Anticipating the Next Attack
After spending nearly two years studying how criminals were hiding “bad” domain names among “good” ones online, Mahjoub concluded that another model would be needed to predict attacks before they occur. Mahjoub used a more granular approach that catalogued the “fingerprints” left by bad actors’ collective infrastructure. He found that this method could identify over 300 new domains every hour that would be used to host malware in the future… allowing him to block these domains before an attack is ever launched.

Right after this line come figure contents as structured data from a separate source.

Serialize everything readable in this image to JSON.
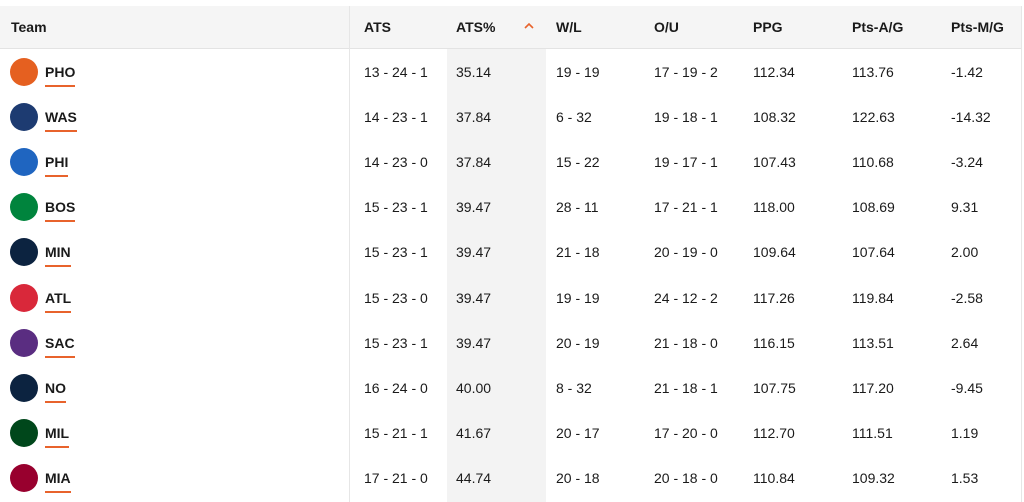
{
  "columns": {
    "team": "Team",
    "ats": "ATS",
    "ats_pct": "ATS%",
    "wl": "W/L",
    "ou": "O/U",
    "ppg": "PPG",
    "pts_a": "Pts-A/G",
    "pts_m": "Pts-M/G"
  },
  "sort": {
    "column": "ATS%",
    "direction": "ascending",
    "icon": "chevron-up-icon",
    "color": "#e8632c"
  },
  "rows": [
    {
      "team": "PHO",
      "logo_icon": "suns-logo-icon",
      "color": "#e56020",
      "ats": "13 - 24 - 1",
      "ats_pct": "35.14",
      "wl": "19 - 19",
      "ou": "17 - 19 - 2",
      "ppg": "112.34",
      "pts_a": "113.76",
      "pts_m": "-1.42"
    },
    {
      "team": "WAS",
      "logo_icon": "wizards-logo-icon",
      "color": "#1d3b71",
      "ats": "14 - 23 - 1",
      "ats_pct": "37.84",
      "wl": "6 - 32",
      "ou": "19 - 18 - 1",
      "ppg": "108.32",
      "pts_a": "122.63",
      "pts_m": "-14.32"
    },
    {
      "team": "PHI",
      "logo_icon": "76ers-logo-icon",
      "color": "#1f65c0",
      "ats": "14 - 23 - 0",
      "ats_pct": "37.84",
      "wl": "15 - 22",
      "ou": "19 - 17 - 1",
      "ppg": "107.43",
      "pts_a": "110.68",
      "pts_m": "-3.24"
    },
    {
      "team": "BOS",
      "logo_icon": "celtics-logo-icon",
      "color": "#00843d",
      "ats": "15 - 23 - 1",
      "ats_pct": "39.47",
      "wl": "28 - 11",
      "ou": "17 - 21 - 1",
      "ppg": "118.00",
      "pts_a": "108.69",
      "pts_m": "9.31"
    },
    {
      "team": "MIN",
      "logo_icon": "timberwolves-logo-icon",
      "color": "#0c2340",
      "ats": "15 - 23 - 1",
      "ats_pct": "39.47",
      "wl": "21 - 18",
      "ou": "20 - 19 - 0",
      "ppg": "109.64",
      "pts_a": "107.64",
      "pts_m": "2.00"
    },
    {
      "team": "ATL",
      "logo_icon": "hawks-logo-icon",
      "color": "#d9283a",
      "ats": "15 - 23 - 0",
      "ats_pct": "39.47",
      "wl": "19 - 19",
      "ou": "24 - 12 - 2",
      "ppg": "117.26",
      "pts_a": "119.84",
      "pts_m": "-2.58"
    },
    {
      "team": "SAC",
      "logo_icon": "kings-logo-icon",
      "color": "#5a2d81",
      "ats": "15 - 23 - 1",
      "ats_pct": "39.47",
      "wl": "20 - 19",
      "ou": "21 - 18 - 0",
      "ppg": "116.15",
      "pts_a": "113.51",
      "pts_m": "2.64"
    },
    {
      "team": "NO",
      "logo_icon": "pelicans-logo-icon",
      "color": "#0c2340",
      "ats": "16 - 24 - 0",
      "ats_pct": "40.00",
      "wl": "8 - 32",
      "ou": "21 - 18 - 1",
      "ppg": "107.75",
      "pts_a": "117.20",
      "pts_m": "-9.45"
    },
    {
      "team": "MIL",
      "logo_icon": "bucks-logo-icon",
      "color": "#00471b",
      "ats": "15 - 21 - 1",
      "ats_pct": "41.67",
      "wl": "20 - 17",
      "ou": "17 - 20 - 0",
      "ppg": "112.70",
      "pts_a": "111.51",
      "pts_m": "1.19"
    },
    {
      "team": "MIA",
      "logo_icon": "heat-logo-icon",
      "color": "#98002e",
      "ats": "17 - 21 - 0",
      "ats_pct": "44.74",
      "wl": "20 - 18",
      "ou": "20 - 18 - 0",
      "ppg": "110.84",
      "pts_a": "109.32",
      "pts_m": "1.53"
    }
  ]
}
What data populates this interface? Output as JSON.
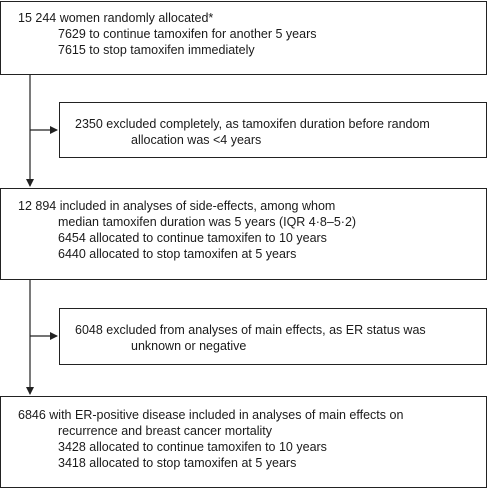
{
  "flowchart": {
    "box1": {
      "lines": [
        "15 244 women randomly allocated*",
        "7629 to continue tamoxifen for another 5 years",
        "7615 to stop tamoxifen immediately"
      ]
    },
    "exclusion1": {
      "lines": [
        "2350 excluded completely, as tamoxifen duration before random",
        "allocation was <4 years"
      ]
    },
    "box2": {
      "lines": [
        "12 894 included in analyses of side-effects, among whom",
        "median tamoxifen duration was 5 years (IQR 4·8–5·2)",
        "6454 allocated to continue tamoxifen to 10 years",
        "6440 allocated to stop tamoxifen at 5 years"
      ]
    },
    "exclusion2": {
      "lines": [
        "6048 excluded from analyses of main effects, as ER status was",
        "unknown or negative"
      ]
    },
    "box3": {
      "lines": [
        "6846 with ER-positive disease included in analyses of main effects on",
        "recurrence and breast cancer mortality",
        "3428 allocated to continue tamoxifen to 10 years",
        "3418 allocated to stop tamoxifen at 5 years"
      ]
    }
  }
}
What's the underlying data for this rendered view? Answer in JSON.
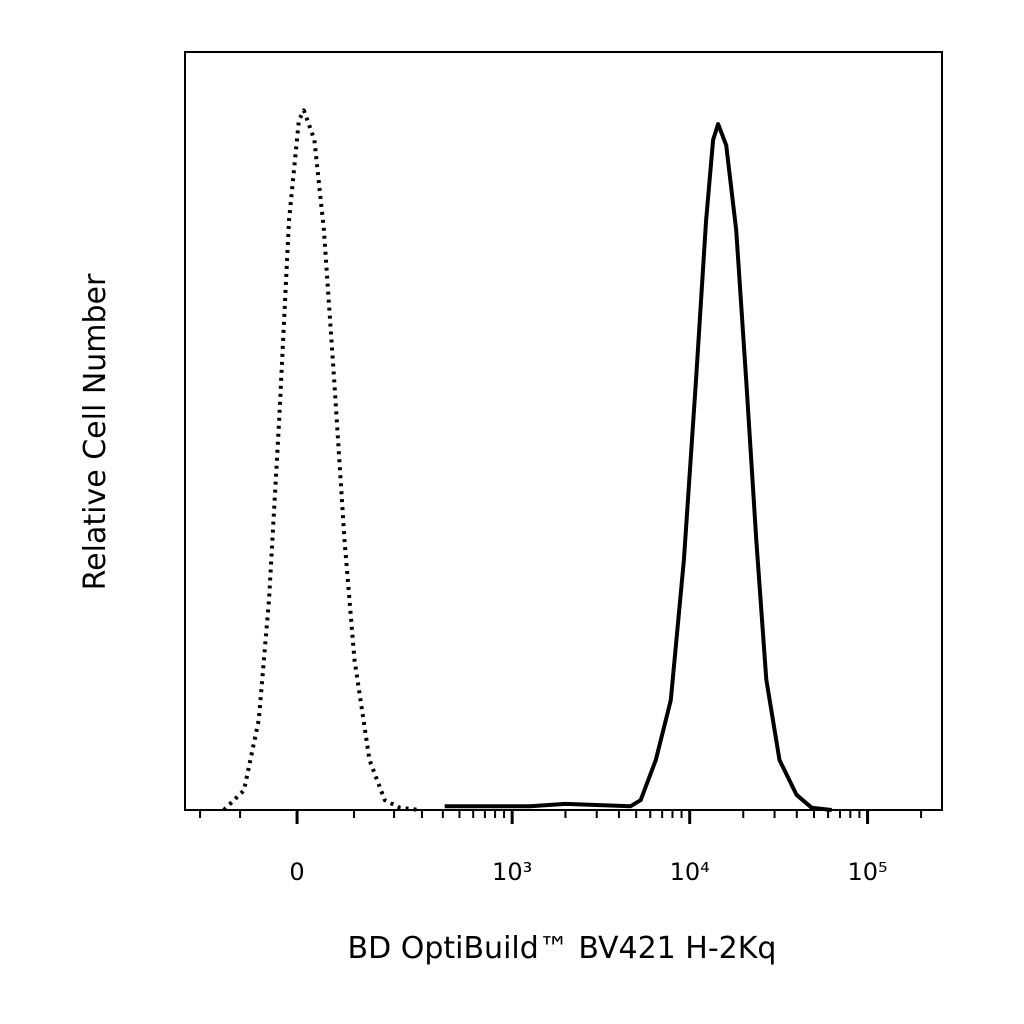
{
  "chart_data": {
    "type": "histogram-overlay",
    "xlabel": "BD OptiBuild™ BV421 H-2Kq",
    "ylabel": "Relative Cell Number",
    "xscale": "biexponential",
    "xlim": [
      -250,
      262144
    ],
    "ylim": [
      0,
      100
    ],
    "xticks": [
      0,
      {
        "value": 1000,
        "label": "10³"
      },
      {
        "value": 10000,
        "label": "10⁴"
      },
      {
        "value": 100000,
        "label": "10⁵"
      }
    ],
    "xminorticks": [
      -200,
      -100,
      100,
      200,
      300,
      400,
      500,
      600,
      700,
      800,
      900,
      2000,
      3000,
      4000,
      5000,
      6000,
      7000,
      8000,
      9000,
      20000,
      30000,
      40000,
      50000,
      60000,
      70000,
      80000,
      90000,
      200000
    ],
    "series": [
      {
        "color": "#000000",
        "dashed": true,
        "x": [
          -136,
          -92,
          -64,
          -46,
          -29,
          -13,
          3,
          11,
          28,
          44,
          62,
          81,
          101,
          134,
          173,
          218,
          290
        ],
        "values": [
          0,
          2.6,
          11.9,
          27.7,
          51.5,
          77.8,
          91,
          92.3,
          88.4,
          76.5,
          56.7,
          35.6,
          19.8,
          6.6,
          1.3,
          0.3,
          0
        ]
      },
      {
        "color": "#000000",
        "dashed": false,
        "x": [
          410,
          1265,
          1996,
          4654,
          5303,
          6448,
          7832,
          9275,
          10850,
          12360,
          13530,
          14450,
          16030,
          18250,
          20790,
          23670,
          26960,
          31960,
          39870,
          48460,
          62870
        ],
        "values": [
          0.5,
          0.5,
          0.8,
          0.5,
          1.3,
          6.6,
          14.5,
          33,
          56.7,
          77.8,
          88.4,
          90.5,
          87.7,
          76.5,
          56.7,
          35.6,
          17.2,
          6.6,
          2.0,
          0.3,
          0
        ]
      }
    ]
  }
}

Called Predictive IP Space Monitoring, this new model starts with the initial ‘clues’ found by SPRank. It uses eight major patterns in how servers are hosted to determine which domains will be the source of future malicious activity. For example, Mahjoub uncovered a new technique called domain shadowing, or using a compromised subdomain for a legitimate website (like “bad.opendns.com” instead of “opendns.com”) as the base for launching an attack. He also discovered how attackers could hide server addresses in a legitimate hosting provider’s infrastructure by manipulating the connections between networks. While no one indicator predicts an attack by itself, Mahjoub has been able to train his model over time by cross-referencing the list of predicted malicious servers with those that were actually involved in attacks.
This new model essentially scores every step in the process that a criminal goes through to set up their own infrastructure — from choosing a hosting provider to deploying server images — to determine whether an attack is going to take place. By focusing on these unchangeable characteristics, Mahjoub’s model is able to ignore the individual evasion techniques that criminals employ and focus on identifying the overall pattern that precedes malicious activity.
“With this system, SPRank finds the clues, but analyzing the overall hosting infrastructure with Predictive IP Space Monitoring cracks open the case,” Mahjoub said.
Mahjoub is the first to say that this new artificial intelligence system in use at OpenDNS isn’t static. The point, he says, is that the bad guys are constantly finding new ways to hide online which forces the team’s own models to constantly adapt and learn from new data.
“When we build a model, it’s not like we can just build it and then go to bed,” Mahjoub said. “You need to constantly update it, because the bad guys are doing the same thing on their end.”